The Night Has Eyes, released in the United States as Terror House by Producers Releasing Corporation and re-released in the US by Cosmopolitan Pictures in 1949 as Moonlight Madness, is a 1942 British thriller film directed by Leslie Arliss starring James Mason, Joyce Howard, Wilfrid Lawson, Mary Clare and Tucker McGuire. It was written by Arliss and John Argyle based on the 1939 novel of the same title by Alan Kennington.

==Plot==
Two young female teachers travel to the Yorkshire Moors where their friend had disappeared a year before, and it is not long before they encounter a man they believe to be her murderer. That night, a violent storm breaks out, and they become stranded in the house where they are staying.

==Cast==
- James Mason as Stephen Deremid
- Wilfrid Lawson as Jim Sturrock
- Joyce Howard as Marian Ives
- Mary Clare as Mrs. Ranger
- Tucker McGuire as Doris
- John Fernald as Doctor Barry Randall
- Dorothy Black as Miss Fenwick
- Amy Dalby as Miss Miggs

==Critical reception==
The Monthly Film Bulletin wrote: "The dIrection and production of this film are too stagey to get the most out of quite a good plot. James Mason and Joyce Howard do their best as the hero and heroine. The best performance is undoubtedly that of Wilfrid Lawson as Mrs. Ranger's thoroughly Yorkshire husband."

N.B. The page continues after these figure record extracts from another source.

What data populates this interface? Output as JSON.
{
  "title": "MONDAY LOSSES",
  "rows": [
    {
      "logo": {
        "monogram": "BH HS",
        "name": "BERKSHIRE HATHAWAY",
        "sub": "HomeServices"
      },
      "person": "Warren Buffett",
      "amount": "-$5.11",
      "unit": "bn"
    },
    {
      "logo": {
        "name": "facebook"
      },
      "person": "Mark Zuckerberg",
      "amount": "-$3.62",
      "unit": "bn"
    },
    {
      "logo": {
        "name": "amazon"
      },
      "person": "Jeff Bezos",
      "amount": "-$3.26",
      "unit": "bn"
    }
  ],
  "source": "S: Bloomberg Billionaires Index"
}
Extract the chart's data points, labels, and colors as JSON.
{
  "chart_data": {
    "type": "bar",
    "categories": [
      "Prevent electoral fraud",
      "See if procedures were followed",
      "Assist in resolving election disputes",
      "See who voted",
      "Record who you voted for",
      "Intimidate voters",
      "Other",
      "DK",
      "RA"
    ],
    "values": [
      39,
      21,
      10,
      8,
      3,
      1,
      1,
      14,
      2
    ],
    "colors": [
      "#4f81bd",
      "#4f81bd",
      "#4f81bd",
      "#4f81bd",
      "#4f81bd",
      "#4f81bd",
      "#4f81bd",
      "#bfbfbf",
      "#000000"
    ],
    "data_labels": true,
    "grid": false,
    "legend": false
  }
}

Kine Weekly wrote: "The story takes some time to get down to brass tacks; there is a tendency to be arty and overstress the mental eccentricities of the hero, but once the gaff is blown and it is clear that the unhappy fellow has been framed, things begin to hum. In other words, the impetus given by the unexpected carries the story through a hectic maze of thrills to a grim, but morally secure, climax. It is an obvious, if grisly, winner from the straight."

Picturegoer wrote: "There is something intrinsically phoney about this psychological thriller which handicaps it from the start. ... James Mason is quite good as the ex-officer who believes he is a killer and Mary Clare is disarming as the housekeeper. Wilfrid Lawson is apt to overact as the handyman."

Picture Show wrote: "Unusual, grim thriller ... Although it is rather too arty and slow at first, the film picks up later on, and moves to a really horrifying climax."

Leonard Maltin called the film an "OK mystery."

TV Guide wrote "though melodramatic and soundstage-bound, Terror House is still quite effective and eerie. Fog covers almost every exterior; cinematographer Gunther Krampf spent long periods getting the artificial fog at just the right density... The final film was almost too effective, and after initially getting an A rating from the British censor and being booked on the biggest cinema circuit in Britain, the rating was suddenly changed to H (for "Horrific"), making it off-limits for anyone under 16 years of age. The big circuits had a policy of showing only A films, so the independent cinemas became the big winners, getting an excellent thriller starring Mason, Britain's top leading man at the time."